NASHUA — Architects working on various concepts for the city’s middle school project have considered realigning enrollment at the three middle schools so that each building would house 800 students.

While this one scenario is still very preliminary, early design drafts were introduced to the Nashua Joint Special School Building Committee last week highlighting the type of renovations that would be needed at the three schools to make enrollment equal.

In order to equalize enrollment, the student population at Pennichuck Middle School would increase from 637 students to 800, the population at Fairgrounds Middle School would jump from 698 to 800 and the population at Elm Street Middle School would decrease from 1,097 to 800, according to Mark Lee of the Harriman architectural firm.

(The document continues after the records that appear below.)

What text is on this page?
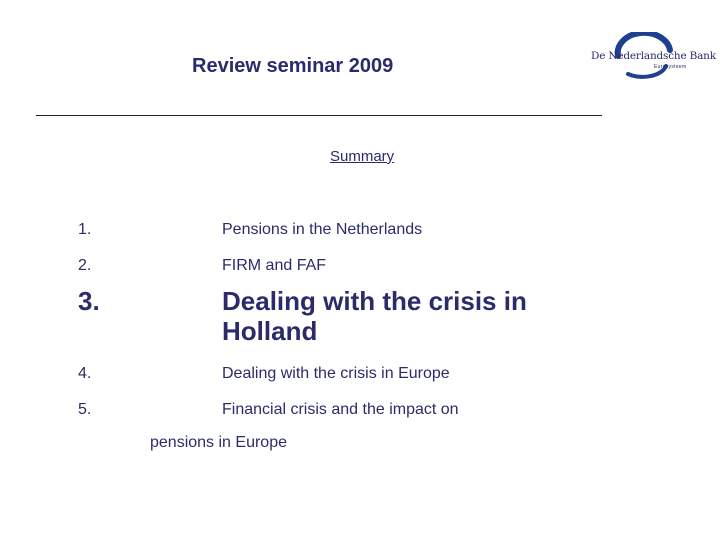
Review seminar 2009	De Nederlandsche Bank
Eurosysteem
Summary
1.	Pensions in the Netherlands
2.	FIRM and FAF
3.	Dealing with the crisis in
Holland
4.	Dealing with the crisis in Europe
5.	Financial crisis and the impact on
pensions in Europe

To make the change, architects must study how the schools are functioning now and how they would function with more or less students, depending on the building, he explained.

“Those really are kind of these two parallel paths that are tangent to each other,” said Lee.

The most significant renovations would likely take place at Fairgrounds Middle School, where the addition of 10 new classrooms would be necessary to accommodate the influx of students, he said, adding the existing portable classrooms would be eliminated under this conceptual scenario.

Other renovations at all three of the middle schools would include the transition to team common areas, a career pathway area and space for English Language Learners.

At Pennichuck, in addition to the 10 new classrooms, the architects have floated the idea of adding new makerspace, a new library and media center and reworking space for a STEM room.

Fairgrounds Middle School will likely need a new, secure vestibule entrance, integrated STEM space, the possibility of SPED and art areas, as well as common space for middle school teams, explained the architects.

“It is very early — conceptual,” said Jamie Ouellette of Harriman. “ … These might be considered pie-in-the-sky type of ideas, but we are just putting stuff on paper so we can make progress here.”

School officials have not yet decided what to do with Elm Street Middle School, as the final report from the architects is expected to highlight different options for either building a new facility or renovation the existing one.

Preliminary cost estimates to upgrade Elm Street Middle School are hovering around $50 million or more.

“We are trying to get this done in a very cost-effective manner,” said Alderman Richard Dowd, chairman of the committee.

A final report from the architects will be submitted in August.

“We are making some progress and thinking of some ideas,” explained Ouellette.

If the Elm Street school remains, the portable classrooms could be eliminated and a tower of classrooms could be constructed onto the existing building, according Ouellette. This will not be necessary, however, if the enrollment is spread across the three schools and Elm Street only has to accommodate 800 students, he added.